Laying teak over a clean fiberglass or plywood deck will cost between $100 and $120 a square foot.
The Test
So how stain resistant is cork decking? I thought about filling a couple of small bottles with diesel fuel and red wine and carrying them aboard. “Oooops!” I’d say as the bottles fell and popped open on the new deck. Would it wipe up, leaving no evidence of my stunt?
I decided not to do that. I suspected no one would be happy with my little test. But I asked Whitcomb.
“I would have kicked you overboard,” he told me, “for wasting good wine.”
Garnett Byrd of MarQuipt said they poured a bottle of red over the seal-coated cork deck in the company Mako and went away for two weeks. They came back and washed it off with soap and water.
Spilled diesel fuel will wipe up with a rag. Ditto for suntan lotion and other greasy substances. A pressure washer turned to a low setting-not more than 400 pounds psi-will rinse away surface dirt, Byrd says.
Abrasives or strong cleaning chemicals may damage the cork decking and should not be used, Byrd told me. The same advice is true for teak decks: Don’t use harsh cleaners on wood.
“If a stain is really nasty, just sand and recoat,” he adds. “It will look brand new.”
Can I Do It?
If a certified installer, such as Seattle Yacht Service, does the installation, you’ll get a threeyear manufacturer’s warranty. Do it yourself and there’s no guarantee.
Whitcomb said his staff will go to a boat and help an owner plan the installation of a MarineDeck 2000 system, charging normal yard fees for the time involved. Other distributors probably will do the same, for a fee.

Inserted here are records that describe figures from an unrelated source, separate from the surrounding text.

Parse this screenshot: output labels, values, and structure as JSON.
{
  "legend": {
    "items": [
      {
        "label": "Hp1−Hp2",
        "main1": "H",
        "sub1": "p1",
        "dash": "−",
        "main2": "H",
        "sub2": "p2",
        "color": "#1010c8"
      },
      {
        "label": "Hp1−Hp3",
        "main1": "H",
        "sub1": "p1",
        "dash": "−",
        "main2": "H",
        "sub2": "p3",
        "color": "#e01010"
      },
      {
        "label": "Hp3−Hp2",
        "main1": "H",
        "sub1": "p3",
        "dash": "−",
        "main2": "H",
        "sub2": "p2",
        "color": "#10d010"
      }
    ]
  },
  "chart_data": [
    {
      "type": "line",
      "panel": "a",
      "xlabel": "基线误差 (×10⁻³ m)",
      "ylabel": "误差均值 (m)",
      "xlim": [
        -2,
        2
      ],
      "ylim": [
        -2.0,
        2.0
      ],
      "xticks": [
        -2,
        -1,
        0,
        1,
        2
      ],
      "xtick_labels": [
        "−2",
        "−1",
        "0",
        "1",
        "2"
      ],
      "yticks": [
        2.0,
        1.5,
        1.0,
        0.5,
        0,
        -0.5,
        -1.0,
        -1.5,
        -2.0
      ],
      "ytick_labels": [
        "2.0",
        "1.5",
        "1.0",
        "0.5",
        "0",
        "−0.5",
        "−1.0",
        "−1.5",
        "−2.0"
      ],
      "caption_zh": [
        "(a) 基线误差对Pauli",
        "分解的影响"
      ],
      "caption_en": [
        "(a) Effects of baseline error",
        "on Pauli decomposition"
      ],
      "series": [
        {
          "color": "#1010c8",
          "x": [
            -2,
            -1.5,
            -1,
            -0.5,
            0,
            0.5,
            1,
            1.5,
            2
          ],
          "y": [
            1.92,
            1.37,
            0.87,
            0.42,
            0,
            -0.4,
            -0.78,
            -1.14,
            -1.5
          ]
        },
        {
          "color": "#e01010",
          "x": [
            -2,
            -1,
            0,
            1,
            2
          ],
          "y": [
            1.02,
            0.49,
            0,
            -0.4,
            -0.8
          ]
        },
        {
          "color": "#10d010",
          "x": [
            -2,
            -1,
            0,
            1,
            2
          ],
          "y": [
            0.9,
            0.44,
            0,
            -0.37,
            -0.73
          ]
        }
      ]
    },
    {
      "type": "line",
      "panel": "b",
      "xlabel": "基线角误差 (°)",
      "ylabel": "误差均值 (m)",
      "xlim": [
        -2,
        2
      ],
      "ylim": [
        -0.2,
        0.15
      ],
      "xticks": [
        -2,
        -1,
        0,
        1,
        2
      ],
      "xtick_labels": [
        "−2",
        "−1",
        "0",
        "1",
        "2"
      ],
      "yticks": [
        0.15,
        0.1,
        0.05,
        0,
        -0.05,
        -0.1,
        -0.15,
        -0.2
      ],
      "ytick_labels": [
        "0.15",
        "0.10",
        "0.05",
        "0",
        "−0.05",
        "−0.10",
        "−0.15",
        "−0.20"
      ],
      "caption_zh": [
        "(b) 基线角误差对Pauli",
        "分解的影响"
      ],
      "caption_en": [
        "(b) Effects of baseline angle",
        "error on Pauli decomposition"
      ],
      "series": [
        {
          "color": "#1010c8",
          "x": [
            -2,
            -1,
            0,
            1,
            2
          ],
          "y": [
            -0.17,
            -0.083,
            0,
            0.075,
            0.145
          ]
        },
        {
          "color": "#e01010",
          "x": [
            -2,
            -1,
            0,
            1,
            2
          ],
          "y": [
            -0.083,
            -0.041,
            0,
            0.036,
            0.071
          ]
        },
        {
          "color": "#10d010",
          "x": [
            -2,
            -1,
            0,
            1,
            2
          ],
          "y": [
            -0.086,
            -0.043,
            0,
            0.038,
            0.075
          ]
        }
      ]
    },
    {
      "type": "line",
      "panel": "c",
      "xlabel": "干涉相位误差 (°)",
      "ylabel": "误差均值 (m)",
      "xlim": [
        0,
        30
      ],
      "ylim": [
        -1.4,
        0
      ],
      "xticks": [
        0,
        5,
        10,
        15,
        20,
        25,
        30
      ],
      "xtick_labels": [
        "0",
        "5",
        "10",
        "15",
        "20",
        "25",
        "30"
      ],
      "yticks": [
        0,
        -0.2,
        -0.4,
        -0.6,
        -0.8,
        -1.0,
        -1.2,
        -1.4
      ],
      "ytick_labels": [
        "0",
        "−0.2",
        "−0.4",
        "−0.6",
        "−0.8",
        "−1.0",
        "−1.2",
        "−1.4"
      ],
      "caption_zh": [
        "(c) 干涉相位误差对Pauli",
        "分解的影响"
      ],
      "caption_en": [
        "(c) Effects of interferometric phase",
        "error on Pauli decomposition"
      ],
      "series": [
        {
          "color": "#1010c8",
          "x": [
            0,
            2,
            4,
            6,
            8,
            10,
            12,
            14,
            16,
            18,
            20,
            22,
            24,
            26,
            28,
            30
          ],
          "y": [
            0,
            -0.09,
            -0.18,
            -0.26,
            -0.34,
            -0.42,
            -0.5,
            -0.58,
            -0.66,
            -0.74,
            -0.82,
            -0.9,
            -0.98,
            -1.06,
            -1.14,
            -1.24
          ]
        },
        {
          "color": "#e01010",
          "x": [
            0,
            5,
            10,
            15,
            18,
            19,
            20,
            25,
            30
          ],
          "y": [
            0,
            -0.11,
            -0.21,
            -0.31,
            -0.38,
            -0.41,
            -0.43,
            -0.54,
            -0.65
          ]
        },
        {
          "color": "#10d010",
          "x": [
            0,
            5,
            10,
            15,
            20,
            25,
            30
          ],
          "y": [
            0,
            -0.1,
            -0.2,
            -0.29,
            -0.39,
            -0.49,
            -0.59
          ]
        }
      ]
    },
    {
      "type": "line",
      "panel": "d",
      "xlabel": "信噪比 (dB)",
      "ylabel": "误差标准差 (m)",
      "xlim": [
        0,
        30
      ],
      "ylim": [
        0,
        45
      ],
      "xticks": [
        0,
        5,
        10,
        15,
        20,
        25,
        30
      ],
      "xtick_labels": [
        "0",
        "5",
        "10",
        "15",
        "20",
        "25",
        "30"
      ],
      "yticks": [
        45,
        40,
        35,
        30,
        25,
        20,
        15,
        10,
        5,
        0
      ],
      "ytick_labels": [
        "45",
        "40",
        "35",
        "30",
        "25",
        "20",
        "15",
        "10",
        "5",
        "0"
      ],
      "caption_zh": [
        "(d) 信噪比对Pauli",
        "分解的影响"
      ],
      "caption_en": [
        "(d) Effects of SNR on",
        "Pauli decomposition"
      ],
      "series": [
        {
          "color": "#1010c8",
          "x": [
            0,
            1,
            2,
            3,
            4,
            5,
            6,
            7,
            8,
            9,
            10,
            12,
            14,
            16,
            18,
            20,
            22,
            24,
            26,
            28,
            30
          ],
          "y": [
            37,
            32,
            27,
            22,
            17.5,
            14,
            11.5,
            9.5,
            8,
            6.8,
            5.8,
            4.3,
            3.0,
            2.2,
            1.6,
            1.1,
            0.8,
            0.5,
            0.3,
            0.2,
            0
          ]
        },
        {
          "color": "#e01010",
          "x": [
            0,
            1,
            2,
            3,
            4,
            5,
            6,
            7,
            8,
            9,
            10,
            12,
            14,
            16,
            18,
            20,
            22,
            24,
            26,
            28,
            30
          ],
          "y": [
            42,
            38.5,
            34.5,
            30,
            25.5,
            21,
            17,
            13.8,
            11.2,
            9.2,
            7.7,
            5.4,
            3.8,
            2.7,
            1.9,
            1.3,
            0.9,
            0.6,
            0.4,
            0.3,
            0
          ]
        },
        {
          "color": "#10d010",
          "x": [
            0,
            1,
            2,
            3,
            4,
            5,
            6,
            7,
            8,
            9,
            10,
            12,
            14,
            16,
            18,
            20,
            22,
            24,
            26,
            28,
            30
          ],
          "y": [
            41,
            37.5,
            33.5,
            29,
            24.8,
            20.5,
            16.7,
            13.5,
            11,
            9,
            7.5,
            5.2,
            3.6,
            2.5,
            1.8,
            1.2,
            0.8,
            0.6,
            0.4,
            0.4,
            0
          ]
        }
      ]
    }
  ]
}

Byrd says his firm also will help do-it-yourself boaters. “We ask owners if they can hang cabinets in a kitchen,” he says, as a way of qualifying would-be installers.
Byrd asks how complex a design will be, how intricate border planks must be. He recommends dry fitting all the pieces, to be sure of fit, before spreading any adhesive.
Doing a dry fit is difficult, particularly for those of us eager to see the end results, but is the only way to do cork decking, Byrd adds.
It would make a good off-season project for skilled boat owners, particularly for those who keep their craft under cover.
Cutting curves, angles and straight edges shouldn’t be tough for anyone who has done some wood finishing. Deciding on the curves, angles, and lengths is the hard part.
Don’t start this kind of job knowing the boat MUST be under way in three or four weeks. Be flexible, work slowly. Seek professional help.
The result can be a superlative new deck, one that may make your old boat look like brand new.